Crotone, nella tradizionale accensione del cero votivo il vescovo tuona: “Miglioriamola tutti questa città, amiamola”

Crotone –  Un gesto così antico è sempre nuovo in cui, nella seconda domenica di maggio, la città viene consacrata alla Madonna di Capo Colonna. Con l’accensione del cero votivo, ai piedi del Quadro della vergine nera, ogni anno la città di Crotone si affida alla sua protettrice.

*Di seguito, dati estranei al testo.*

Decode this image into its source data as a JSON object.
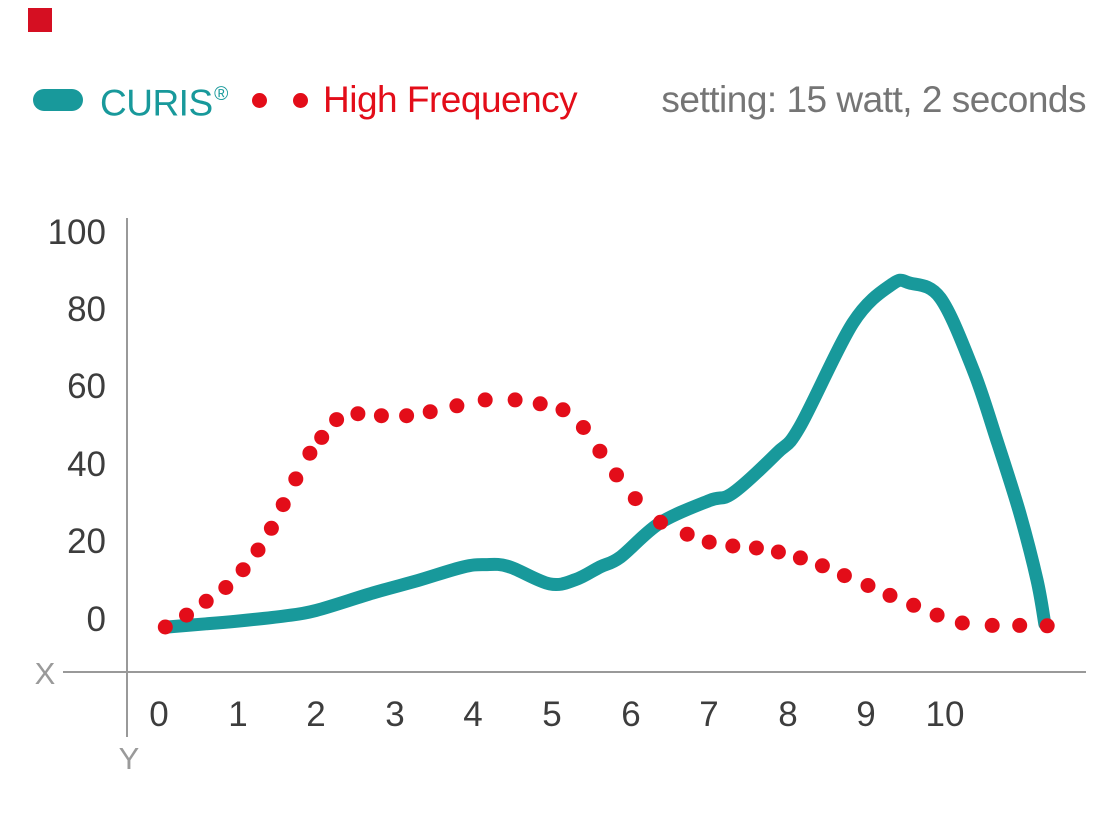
{
  "header": {
    "legend_curis": {
      "label": "CURIS",
      "reg_mark": "®"
    },
    "legend_hf": {
      "label": "High Frequency"
    },
    "setting_label": "setting: 15 watt, 2 seconds"
  },
  "colors": {
    "curis_teal": "#18999b",
    "high_frequency_red": "#e30d19",
    "tick_text": "#3d3d3d",
    "setting_text": "#757575",
    "axis_line": "#999999",
    "axis_letter": "#9a9a9a",
    "brand_square": "#d50f22"
  },
  "chart_data": {
    "type": "line",
    "title": "",
    "annotation": "setting: 15 watt, 2 seconds",
    "axis_x_label": "X",
    "axis_y_label": "Y",
    "x_ticks": [
      0,
      1,
      2,
      3,
      4,
      5,
      6,
      7,
      8,
      9,
      10
    ],
    "y_ticks": [
      0,
      20,
      40,
      60,
      80,
      100
    ],
    "xlim": [
      0,
      11.5
    ],
    "ylim": [
      0,
      100
    ],
    "grid": false,
    "legend_position": "top",
    "series": [
      {
        "name": "CURIS®",
        "style": "smooth-solid-line",
        "color": "#18999b",
        "points": [
          [
            0.11,
            0
          ],
          [
            0.6,
            0.8
          ],
          [
            1,
            1.5
          ],
          [
            1.6,
            2.8
          ],
          [
            2,
            4.2
          ],
          [
            2.72,
            8.6
          ],
          [
            3.3,
            11.8
          ],
          [
            3.87,
            15.2
          ],
          [
            4.15,
            15.8
          ],
          [
            4.45,
            15.3
          ],
          [
            4.97,
            10.9
          ],
          [
            5.3,
            12
          ],
          [
            5.61,
            15.2
          ],
          [
            5.87,
            17.7
          ],
          [
            6.37,
            26.3
          ],
          [
            7,
            32
          ],
          [
            7.3,
            33.9
          ],
          [
            7.86,
            44
          ],
          [
            8.15,
            50.6
          ],
          [
            8.83,
            77
          ],
          [
            9.33,
            86.8
          ],
          [
            9.55,
            87.1
          ],
          [
            9.94,
            83.3
          ],
          [
            10.36,
            65
          ],
          [
            10.67,
            46.6
          ],
          [
            10.95,
            28.9
          ],
          [
            11.17,
            11.9
          ],
          [
            11.27,
            0.8
          ]
        ]
      },
      {
        "name": "High Frequency",
        "style": "dotted",
        "color": "#e30d19",
        "points": [
          [
            0.08,
            0
          ],
          [
            0.35,
            3
          ],
          [
            0.6,
            6.5
          ],
          [
            0.85,
            10
          ],
          [
            1.07,
            14.5
          ],
          [
            1.26,
            19.5
          ],
          [
            1.43,
            25
          ],
          [
            1.58,
            31
          ],
          [
            1.74,
            37.5
          ],
          [
            1.92,
            44
          ],
          [
            2.07,
            48
          ],
          [
            2.26,
            52.5
          ],
          [
            2.53,
            54
          ],
          [
            2.83,
            53.5
          ],
          [
            3.15,
            53.5
          ],
          [
            3.45,
            54.5
          ],
          [
            3.79,
            56
          ],
          [
            4.15,
            57.5
          ],
          [
            4.53,
            57.5
          ],
          [
            4.85,
            56.5
          ],
          [
            5.14,
            55
          ],
          [
            5.4,
            50.5
          ],
          [
            5.61,
            44.5
          ],
          [
            5.82,
            38.5
          ],
          [
            6.06,
            32.5
          ],
          [
            6.38,
            26.5
          ],
          [
            6.72,
            23.5
          ],
          [
            7.0,
            21.5
          ],
          [
            7.3,
            20.5
          ],
          [
            7.6,
            20
          ],
          [
            7.88,
            19
          ],
          [
            8.16,
            17.5
          ],
          [
            8.44,
            15.5
          ],
          [
            8.72,
            13
          ],
          [
            9.02,
            10.5
          ],
          [
            9.3,
            8
          ],
          [
            9.6,
            5.5
          ],
          [
            9.9,
            3
          ],
          [
            10.22,
            1
          ],
          [
            10.6,
            0.4
          ],
          [
            10.95,
            0.4
          ],
          [
            11.3,
            0.3
          ]
        ]
      }
    ]
  }
}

Nel 2021,  secondo anno della pandemia da covid-19, il sentimento é stato intenso. Lo scorso anno, infatti, il pontificale, con il rito dell’accensione del cero, si tenne a porte chiuse. Oggi, festa della mamma, la partecipazione del popolo presso la Basilica Cattedrale, è avvenuta con  ingressi contingentati. È stato il primo cittadino, come da tradizione a nome della cittadinanza ad accendere la fiamma che si consuma davanti la Madonna di Capo Colonna per proteggere tutti i figli di Crotone.

Il presule Angelo Panzetta, nella sua omelia, ha ricordato la mamma, simbolo di unione e di crescita. Poi, parlando del gesto tradizionale dell’accensione del cero, ha invitato alla collaborazione e all’amore verso la propria città, partendo dalle istituzioni per finire a tutti i cittadini. Cura del bello, amor proprio, rispetto reciproco, aggiungendo “Noi mostriamo che amiamo la Madonna, il Signore, solo quando ci amiamo reciprocamente“. Non sia dunque, ha sottolineato, una comunità settaria, ma inclusiva.

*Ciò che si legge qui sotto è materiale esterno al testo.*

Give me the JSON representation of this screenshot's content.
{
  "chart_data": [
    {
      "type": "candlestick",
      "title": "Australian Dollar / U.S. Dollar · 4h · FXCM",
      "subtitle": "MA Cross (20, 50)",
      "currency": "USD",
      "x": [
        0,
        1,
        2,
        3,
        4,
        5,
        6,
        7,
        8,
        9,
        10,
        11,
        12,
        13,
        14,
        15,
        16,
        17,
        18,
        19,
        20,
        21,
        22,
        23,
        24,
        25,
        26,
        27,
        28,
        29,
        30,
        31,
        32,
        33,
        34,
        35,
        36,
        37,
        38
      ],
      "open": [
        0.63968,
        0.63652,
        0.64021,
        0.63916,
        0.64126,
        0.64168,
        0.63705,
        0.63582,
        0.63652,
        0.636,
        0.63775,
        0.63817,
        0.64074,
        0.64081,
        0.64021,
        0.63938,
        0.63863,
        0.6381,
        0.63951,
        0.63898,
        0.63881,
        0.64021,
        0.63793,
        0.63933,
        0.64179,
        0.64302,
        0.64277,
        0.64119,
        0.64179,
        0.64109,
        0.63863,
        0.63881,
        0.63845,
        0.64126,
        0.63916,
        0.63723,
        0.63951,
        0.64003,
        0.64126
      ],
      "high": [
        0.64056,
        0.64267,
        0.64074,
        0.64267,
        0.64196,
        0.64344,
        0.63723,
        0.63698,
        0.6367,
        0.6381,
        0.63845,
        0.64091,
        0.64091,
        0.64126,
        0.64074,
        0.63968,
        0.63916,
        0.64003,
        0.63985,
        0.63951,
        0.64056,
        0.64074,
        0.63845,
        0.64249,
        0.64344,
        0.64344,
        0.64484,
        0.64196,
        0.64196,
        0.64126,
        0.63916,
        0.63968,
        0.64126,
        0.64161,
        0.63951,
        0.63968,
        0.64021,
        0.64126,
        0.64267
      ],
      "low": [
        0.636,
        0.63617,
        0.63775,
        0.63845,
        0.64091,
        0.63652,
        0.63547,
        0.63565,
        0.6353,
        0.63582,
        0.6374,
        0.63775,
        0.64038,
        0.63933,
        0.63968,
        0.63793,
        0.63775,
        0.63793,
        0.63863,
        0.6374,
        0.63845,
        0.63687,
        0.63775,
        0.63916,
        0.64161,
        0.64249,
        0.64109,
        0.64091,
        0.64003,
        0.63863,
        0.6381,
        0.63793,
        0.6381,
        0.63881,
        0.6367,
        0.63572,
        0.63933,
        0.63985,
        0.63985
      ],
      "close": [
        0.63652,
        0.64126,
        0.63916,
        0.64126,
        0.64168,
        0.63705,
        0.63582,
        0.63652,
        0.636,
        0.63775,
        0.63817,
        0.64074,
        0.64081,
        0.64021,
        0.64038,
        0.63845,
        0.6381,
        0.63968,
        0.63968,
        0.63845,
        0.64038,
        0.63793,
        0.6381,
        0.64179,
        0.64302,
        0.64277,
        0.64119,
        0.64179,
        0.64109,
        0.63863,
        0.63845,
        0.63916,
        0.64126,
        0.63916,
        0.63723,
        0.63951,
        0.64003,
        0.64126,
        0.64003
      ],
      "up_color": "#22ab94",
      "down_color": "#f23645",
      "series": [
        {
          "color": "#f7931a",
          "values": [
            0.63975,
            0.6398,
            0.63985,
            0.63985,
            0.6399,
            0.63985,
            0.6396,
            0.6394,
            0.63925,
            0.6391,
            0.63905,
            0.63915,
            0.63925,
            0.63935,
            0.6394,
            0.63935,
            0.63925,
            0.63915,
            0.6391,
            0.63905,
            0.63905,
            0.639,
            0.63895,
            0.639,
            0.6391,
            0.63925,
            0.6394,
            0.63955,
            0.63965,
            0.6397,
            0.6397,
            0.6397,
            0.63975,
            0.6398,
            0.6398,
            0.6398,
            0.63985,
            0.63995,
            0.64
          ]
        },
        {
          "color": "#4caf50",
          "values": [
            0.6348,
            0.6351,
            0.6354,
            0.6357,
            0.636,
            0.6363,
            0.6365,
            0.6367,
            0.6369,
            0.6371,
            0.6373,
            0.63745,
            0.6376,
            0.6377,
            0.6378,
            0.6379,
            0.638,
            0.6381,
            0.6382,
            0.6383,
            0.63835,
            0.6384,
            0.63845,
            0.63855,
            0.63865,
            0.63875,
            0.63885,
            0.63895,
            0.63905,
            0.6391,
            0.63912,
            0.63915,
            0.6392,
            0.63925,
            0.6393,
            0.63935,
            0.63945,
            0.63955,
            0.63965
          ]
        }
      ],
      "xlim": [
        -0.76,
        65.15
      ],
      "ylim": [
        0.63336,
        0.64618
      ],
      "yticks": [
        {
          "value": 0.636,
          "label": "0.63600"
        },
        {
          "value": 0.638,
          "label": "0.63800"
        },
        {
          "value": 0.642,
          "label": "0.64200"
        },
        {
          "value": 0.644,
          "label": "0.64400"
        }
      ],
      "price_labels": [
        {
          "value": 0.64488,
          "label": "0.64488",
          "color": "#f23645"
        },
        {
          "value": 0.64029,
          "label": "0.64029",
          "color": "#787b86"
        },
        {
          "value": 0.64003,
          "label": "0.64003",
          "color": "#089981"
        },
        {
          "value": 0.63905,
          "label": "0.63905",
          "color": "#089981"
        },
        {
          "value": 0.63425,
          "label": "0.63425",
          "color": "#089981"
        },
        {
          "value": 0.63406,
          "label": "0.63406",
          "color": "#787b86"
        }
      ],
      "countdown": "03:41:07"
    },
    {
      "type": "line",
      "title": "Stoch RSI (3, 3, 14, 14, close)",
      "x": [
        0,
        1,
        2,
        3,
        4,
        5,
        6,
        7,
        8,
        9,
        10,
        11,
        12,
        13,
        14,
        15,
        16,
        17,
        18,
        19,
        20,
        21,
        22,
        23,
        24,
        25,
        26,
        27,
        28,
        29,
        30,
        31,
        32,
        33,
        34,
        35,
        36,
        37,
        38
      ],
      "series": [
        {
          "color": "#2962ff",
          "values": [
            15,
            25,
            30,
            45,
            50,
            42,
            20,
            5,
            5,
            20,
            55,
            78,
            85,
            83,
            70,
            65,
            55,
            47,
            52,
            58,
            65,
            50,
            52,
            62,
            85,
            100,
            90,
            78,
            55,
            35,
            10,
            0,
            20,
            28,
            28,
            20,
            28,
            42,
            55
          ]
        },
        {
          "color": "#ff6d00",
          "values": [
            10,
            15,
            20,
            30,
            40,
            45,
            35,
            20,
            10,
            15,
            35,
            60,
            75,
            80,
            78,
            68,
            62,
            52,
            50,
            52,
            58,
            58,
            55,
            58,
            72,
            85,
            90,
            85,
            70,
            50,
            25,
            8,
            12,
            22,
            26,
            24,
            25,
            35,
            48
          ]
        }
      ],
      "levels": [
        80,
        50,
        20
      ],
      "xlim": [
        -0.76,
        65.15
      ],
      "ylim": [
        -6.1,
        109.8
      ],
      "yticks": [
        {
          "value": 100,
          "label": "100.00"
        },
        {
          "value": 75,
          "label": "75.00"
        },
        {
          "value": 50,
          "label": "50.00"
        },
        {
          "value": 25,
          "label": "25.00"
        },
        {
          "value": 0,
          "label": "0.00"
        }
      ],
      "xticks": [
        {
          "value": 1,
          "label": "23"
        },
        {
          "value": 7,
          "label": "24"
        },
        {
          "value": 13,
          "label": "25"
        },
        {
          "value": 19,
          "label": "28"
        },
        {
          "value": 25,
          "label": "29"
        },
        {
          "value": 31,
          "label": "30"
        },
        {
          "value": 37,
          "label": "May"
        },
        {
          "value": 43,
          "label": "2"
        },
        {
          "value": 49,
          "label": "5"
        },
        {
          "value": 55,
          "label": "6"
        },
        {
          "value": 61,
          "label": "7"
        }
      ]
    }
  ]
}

Poi ha tuonato dal pulpito, invitando la cittadinanza a darsi da fare: “La città è nostra. Se miglioriamo in qualcosa, se si fanno progetti insieme, tutta la città migliora. Tutti noi miglioriamo“.

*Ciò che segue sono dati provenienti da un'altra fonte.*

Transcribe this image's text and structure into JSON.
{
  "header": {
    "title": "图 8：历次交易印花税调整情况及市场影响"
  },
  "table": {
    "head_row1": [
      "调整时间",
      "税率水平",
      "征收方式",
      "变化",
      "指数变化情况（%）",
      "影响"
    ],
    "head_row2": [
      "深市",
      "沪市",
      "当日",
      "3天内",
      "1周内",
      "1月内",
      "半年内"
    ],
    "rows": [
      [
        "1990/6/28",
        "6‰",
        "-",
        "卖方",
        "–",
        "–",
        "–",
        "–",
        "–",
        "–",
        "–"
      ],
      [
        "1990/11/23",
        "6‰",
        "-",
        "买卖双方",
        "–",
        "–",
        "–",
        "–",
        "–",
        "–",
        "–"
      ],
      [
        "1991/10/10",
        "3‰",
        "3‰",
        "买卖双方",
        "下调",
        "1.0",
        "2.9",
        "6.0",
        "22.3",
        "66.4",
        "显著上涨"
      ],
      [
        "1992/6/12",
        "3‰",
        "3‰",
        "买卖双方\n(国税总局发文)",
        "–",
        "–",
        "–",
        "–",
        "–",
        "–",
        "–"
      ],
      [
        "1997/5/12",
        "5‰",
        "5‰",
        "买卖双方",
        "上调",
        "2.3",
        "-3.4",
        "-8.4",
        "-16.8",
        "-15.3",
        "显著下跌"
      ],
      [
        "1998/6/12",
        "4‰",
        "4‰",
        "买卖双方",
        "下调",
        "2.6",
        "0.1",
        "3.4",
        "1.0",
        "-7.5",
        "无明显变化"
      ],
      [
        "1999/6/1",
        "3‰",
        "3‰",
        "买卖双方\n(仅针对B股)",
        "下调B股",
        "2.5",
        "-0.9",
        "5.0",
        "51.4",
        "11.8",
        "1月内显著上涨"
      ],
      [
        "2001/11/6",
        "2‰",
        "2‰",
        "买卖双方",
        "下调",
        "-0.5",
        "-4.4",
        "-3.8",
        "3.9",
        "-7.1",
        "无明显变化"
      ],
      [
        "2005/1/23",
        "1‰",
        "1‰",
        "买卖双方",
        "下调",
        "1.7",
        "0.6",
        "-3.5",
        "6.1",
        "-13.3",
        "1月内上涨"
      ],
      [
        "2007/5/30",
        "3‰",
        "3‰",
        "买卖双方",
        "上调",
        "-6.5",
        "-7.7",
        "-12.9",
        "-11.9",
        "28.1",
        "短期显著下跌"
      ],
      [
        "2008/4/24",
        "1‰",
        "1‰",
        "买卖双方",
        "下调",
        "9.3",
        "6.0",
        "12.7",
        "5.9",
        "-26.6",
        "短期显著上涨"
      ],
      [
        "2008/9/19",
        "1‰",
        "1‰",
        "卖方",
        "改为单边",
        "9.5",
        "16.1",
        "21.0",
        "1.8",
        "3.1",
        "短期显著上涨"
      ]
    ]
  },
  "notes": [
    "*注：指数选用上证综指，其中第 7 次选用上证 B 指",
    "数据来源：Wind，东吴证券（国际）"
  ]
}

Ai nostri microfoni, prima della mesta cerimonia, il primo cittadino Vincenzo Voce ha detto: “Questa sera rappresento tutta la cittadinanza, e quindi l’emozione è tantissima. Ai crotonesi voglio dare un segnale di speranza, perchè veniamo fuori da un anno terribile, speriamo di uscirne al più presto, e di riprendere la nostra vita,  e far crescere la nostra città, come  attendono un po’ tutti quanti”. Sulla festa della Madonna di Capo Colonna,  ha aggiunto: “Non solo a Crotone si vive questa nostra festa, ma anche tutti i crotonesi sparsi nel mondo. Il mio pensiero è anche a loro”.